Sambal Chicken With Egg Noodles & Vegetables Recipe

By Angela Casley
Enjoy chewy egg noodles with a medley of vegetables. Photo / Babiche Martens

A wok gets the best result for a stir fry, as it heats hot and evenly. If you don’t have one, a large frying pan will suffice.


Serves 4
2 Tbsp flavourless oil

400g chicken thighs, thinly sliced

1 Tbsp peanut oil

1 red onion, thinly sliced

1 red pepper, thinly sliced

100g green beans, ends trimmed

1 Tbsp curry powder

¼ cup sambal

2 eggs, whisked

300g cooked egg noodles

1 spring onion, sliced
  1. Heat the 2 tablespoon oil in a large frying pan or wok. Add the chicken, cooking in batches for a few minutes to brown.
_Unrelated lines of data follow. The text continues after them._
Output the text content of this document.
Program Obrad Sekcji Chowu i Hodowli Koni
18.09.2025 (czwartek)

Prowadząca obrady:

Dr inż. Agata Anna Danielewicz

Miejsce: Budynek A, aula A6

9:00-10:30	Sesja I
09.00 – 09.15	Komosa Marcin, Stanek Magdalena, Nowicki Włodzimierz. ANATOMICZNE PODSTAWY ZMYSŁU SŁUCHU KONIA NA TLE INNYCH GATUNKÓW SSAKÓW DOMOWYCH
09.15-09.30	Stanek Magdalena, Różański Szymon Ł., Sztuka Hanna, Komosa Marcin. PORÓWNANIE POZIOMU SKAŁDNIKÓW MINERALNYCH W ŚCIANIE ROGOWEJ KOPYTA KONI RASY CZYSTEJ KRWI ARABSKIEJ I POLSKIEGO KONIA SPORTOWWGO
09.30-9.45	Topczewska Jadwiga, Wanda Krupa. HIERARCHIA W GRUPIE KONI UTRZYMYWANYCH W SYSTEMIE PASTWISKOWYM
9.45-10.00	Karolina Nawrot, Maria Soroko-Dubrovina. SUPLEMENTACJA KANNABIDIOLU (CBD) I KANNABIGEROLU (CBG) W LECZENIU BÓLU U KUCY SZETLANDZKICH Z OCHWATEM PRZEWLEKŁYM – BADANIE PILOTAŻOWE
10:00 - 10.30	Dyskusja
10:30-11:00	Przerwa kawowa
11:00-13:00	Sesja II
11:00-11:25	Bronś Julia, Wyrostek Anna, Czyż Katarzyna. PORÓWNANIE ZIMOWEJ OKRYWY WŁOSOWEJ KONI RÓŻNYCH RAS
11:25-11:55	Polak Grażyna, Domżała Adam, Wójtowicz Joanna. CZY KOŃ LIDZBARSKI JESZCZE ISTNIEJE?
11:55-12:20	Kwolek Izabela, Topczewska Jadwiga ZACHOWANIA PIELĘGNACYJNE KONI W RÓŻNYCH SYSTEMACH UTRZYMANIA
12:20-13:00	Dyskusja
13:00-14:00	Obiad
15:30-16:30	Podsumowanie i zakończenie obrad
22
Remove to a plate.
  2. Add the peanut oil, red onion, pepper, and green beans, cooking for 5-6 minutes. Stir through the curry powder and sambal. Push all the vegetables to the side and pour in the eggs, letting them cook like a rustic omelette. Then chop it in the pan.
  3. Return the chicken along with the noodles, tossing it all together until hot and steaming.
  4. Serve hot with a sprinkle of spring onion.